Timin is the “overflow” settlement for those Kierans who could not buy their way into Kiera. It has thrived thanks to wise placement on fertile ground, and sends shiploads of precious food to Kiera weekly. The Senator who rules it and his rebellious but beautiful daughter are often talked about in Caribdus’ taverns.
Torath-Ka: Over a dozen years before the Flood, the Ograpog Legion mercilessly hunted down bands of ugak raiders. Those who escaped fled to the so-called “land of the ancients”— Torath-Ka, a dense jungle highland filled with all manner of savage beasts. Legend has it the Red Men know devilish black magic, and can summon gargantuan creatures to fight on their behalf. It is likely these are tales told to keep explorers away from the rich diamond mines of the “Savage Land,” but a rare few veterans of the Ograpog Legion claim the tales are true.

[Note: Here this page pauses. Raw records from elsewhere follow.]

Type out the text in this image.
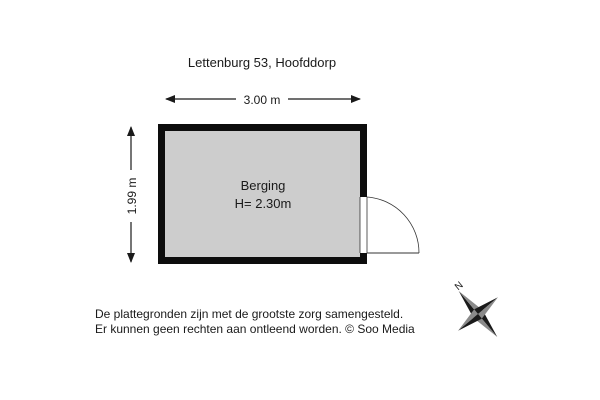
Lettenburg 53, Hoofddorp
3.00 m
1.99 m	Berging
H= 2.30m
De plattegronden zijn met de grootste zorg samengesteld.
Er kunnen geen rechten aan ontleend worden. © Soo Media
N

Tuck is a small farming town plagued by monkapes, razor wings, and giant crabs.
Tulago is a prosperous town founded by former slaves from Earth. Guests are invited to the nightly fests, and smaller crews are often allowed to share their food and drink—at least for a few days.
Vittoria: A daring English explorer named Angus McBryde was sent to establish a new colony on the far eastern tip of Torath-Ka for the British East India Company. Unfortunately, he has not been heard from since, and attempts to find his settlement have so far failed.
The Whip Islands are a desperate man’s last resort. Valuables drifting in and out of the Flotsam can be found washed up on its sandy beaches, and have made more than a few sailors fabulously wealthy. Finding a treasure is a matter of luck, however. Some row ashore and find a lost treasure worth a king’s ransom, while others search for years for less than they’d make sailing. Giant crabs and tidal snakes are common, so beachcombers should be wary.
Wrasseton is a waystation for the farmers of Sprith. They cart their goods here and sell them to ships who carry them on to Caresia or elsewhere. Like the people of Cuna, the Wrassetons have been raided by pirates one too many times. Anyone even suspected of being a cutthroat might find himself facing an angry lynch mob in the middle of the night.
Xaxa: A small town settled by a former French noble. He runs a very quiet and restful “resort” and allows courteous guests to view several rare paintings he brought with him from Earth.